Kur'an-ı Kerim ve Türkçe Meali Sayfa 529
7. Gözler 'zillet ve dehşetten düşmüş olarak', sanki 'etrafa serpilen' çekirgeler gibi kabirlerinden çıkarlar.
8. Boyunlarını çağırana doğru uzatmış olarak koşarlarken, kâfirler derler ki: «Bu, zorlu bir gün.»
9. Kendilerinden önce Nuh kavmi de yalanlamıştı. Böylece kulumuz (Nuh)'u yalanladılar ve: «Delidir» dediler. O baskı altına alınıp engellenmişti.
10. Sonunda Rabbine dua etti: «Gerçekten ben, yenik düşmüş durumdayım. Artık sen intikam al.»
11. Biz de 'bardaktan boşanırcasına akan' bir su ile göğün kapılarını açtık.
12. Yeri de 'coşkun kaynaklar' halinde fışkırttık. Derken su, takdir edilmiş bir işe karşı (hükmümüzü gerçekleştirmek üzere) birleşti.
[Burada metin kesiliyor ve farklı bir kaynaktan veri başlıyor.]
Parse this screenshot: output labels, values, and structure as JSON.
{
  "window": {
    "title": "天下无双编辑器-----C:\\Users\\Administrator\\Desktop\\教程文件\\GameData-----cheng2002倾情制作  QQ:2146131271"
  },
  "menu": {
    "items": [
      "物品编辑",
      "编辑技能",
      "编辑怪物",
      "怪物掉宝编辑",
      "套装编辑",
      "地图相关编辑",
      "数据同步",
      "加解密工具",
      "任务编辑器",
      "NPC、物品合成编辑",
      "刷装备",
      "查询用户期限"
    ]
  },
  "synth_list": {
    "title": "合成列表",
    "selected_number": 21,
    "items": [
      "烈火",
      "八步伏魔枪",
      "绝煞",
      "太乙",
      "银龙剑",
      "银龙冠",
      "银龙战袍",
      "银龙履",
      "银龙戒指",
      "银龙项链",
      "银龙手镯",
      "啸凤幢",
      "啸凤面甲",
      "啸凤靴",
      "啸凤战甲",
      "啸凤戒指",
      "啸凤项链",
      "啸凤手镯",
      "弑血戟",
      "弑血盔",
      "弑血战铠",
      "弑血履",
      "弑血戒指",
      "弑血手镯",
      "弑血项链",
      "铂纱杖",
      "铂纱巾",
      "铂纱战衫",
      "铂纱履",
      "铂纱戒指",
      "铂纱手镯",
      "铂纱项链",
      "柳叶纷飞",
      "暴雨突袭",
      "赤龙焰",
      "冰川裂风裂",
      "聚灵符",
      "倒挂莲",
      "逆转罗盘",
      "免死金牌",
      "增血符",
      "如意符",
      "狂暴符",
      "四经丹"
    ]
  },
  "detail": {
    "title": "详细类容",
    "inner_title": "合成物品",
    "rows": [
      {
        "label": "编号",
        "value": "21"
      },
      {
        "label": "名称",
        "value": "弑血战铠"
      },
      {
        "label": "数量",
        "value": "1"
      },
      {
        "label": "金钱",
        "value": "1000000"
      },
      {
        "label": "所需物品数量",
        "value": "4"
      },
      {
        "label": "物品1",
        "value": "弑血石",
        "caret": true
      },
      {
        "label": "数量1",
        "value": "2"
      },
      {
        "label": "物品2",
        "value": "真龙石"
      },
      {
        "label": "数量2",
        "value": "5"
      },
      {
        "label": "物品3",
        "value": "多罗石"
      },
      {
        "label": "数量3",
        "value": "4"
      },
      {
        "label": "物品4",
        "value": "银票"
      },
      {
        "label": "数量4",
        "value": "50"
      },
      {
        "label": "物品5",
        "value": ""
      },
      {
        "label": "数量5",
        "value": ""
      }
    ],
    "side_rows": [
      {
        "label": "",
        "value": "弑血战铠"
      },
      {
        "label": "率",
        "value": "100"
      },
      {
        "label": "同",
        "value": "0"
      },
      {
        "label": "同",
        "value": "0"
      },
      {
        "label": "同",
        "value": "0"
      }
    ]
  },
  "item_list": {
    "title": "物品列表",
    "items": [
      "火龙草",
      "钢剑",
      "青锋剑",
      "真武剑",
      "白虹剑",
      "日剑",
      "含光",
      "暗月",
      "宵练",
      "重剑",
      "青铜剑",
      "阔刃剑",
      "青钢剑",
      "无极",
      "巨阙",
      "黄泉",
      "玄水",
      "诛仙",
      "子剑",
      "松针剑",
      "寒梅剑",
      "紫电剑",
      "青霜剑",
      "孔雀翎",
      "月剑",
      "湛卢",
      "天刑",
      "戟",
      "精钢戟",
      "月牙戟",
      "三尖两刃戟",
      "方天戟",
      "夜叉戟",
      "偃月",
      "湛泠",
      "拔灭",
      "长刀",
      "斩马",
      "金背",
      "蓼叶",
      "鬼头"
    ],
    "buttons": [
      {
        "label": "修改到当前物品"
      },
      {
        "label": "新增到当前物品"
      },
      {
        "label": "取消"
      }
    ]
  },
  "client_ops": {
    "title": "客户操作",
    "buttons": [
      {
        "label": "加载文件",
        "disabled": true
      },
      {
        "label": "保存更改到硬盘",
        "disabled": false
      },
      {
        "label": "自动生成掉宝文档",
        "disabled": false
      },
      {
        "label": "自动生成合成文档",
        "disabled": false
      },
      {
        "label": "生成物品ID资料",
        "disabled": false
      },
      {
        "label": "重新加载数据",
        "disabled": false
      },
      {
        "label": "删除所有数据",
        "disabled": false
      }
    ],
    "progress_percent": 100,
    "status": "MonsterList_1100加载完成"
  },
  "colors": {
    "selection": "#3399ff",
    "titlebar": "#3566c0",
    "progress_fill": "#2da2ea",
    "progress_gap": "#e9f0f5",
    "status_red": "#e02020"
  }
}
13. Ve onu da tahtalar ve çiviler(le inşa edilmiş gemi) üzerinde taşıdık;
14. Gözlerimiz önünde akıp gitmekteydi. (Kendisine ve getirdiklerine karşı) Küfredilip nankörlük edilmiş olan (Nuh)'a bir mükafat olmak üzere.
15. Andolsun, biz bunu bir ayet olarak bıraktık. Fakat öğüt alıp düşünen var mı?
16. Şu halde benim azabım ve uyarıp korkutmam nasılmış?
17. Andolsun biz Kur'an'ı zikr (ile öğüt alıp düşünmek) için kolaylaştırdık. Fakat öğüt alıp düşünen var mı?
18. Ad (kavmi) de yalanladı. Şu halde benim azabım ve uyarıp korkutmam nasılmış?
19. Biz, o uğursuz (felâket yüklü ve) sürekli bir günde üzerlerine 'kulakları patlatan bir kasırga' gönderdik.
20. İnsanları söküp atıyordu; sanki onlar, kökünden sökülüp kopmuş hurma kütükleriymiş gibi.
21. Şu halde benim azabım ve uyarıp korkutmam nasılmış?
22. Andolsun biz Kur'an'ı zikr (ile öğüt alıp düşünmek) için kolaylaştırdık. Fakat öğüt alıp düşünen var mı?
23. Semud (kavmi) de uyarıları yalanladı.
24. Dediler ki: «Bizden biri olan bir beşere mi uyacağız? Bu durumda gerçekten biz bir şaşkınlık (sapıklık) ve çılgınlık içinde kalmış oluruz.»
25. «Zikr (vahy) içimizden ona mı bırakıldı? Hayır, o, çok yalan söyleyen kendini beğenmiş bir şımarıktır.»
26. Onlar yarın, kimin çok yalan söyleyen kendini beğenmiş bir şımarık olduğunu bilip öğreneceklerdir.
27. Gerçek şu ki biz, bir fitne (imtihan ve deneme konusu) olarak o dişi deveyi kendilerine gönderenleriz. Şu halde sen onları gözleyip bekle ve sabret.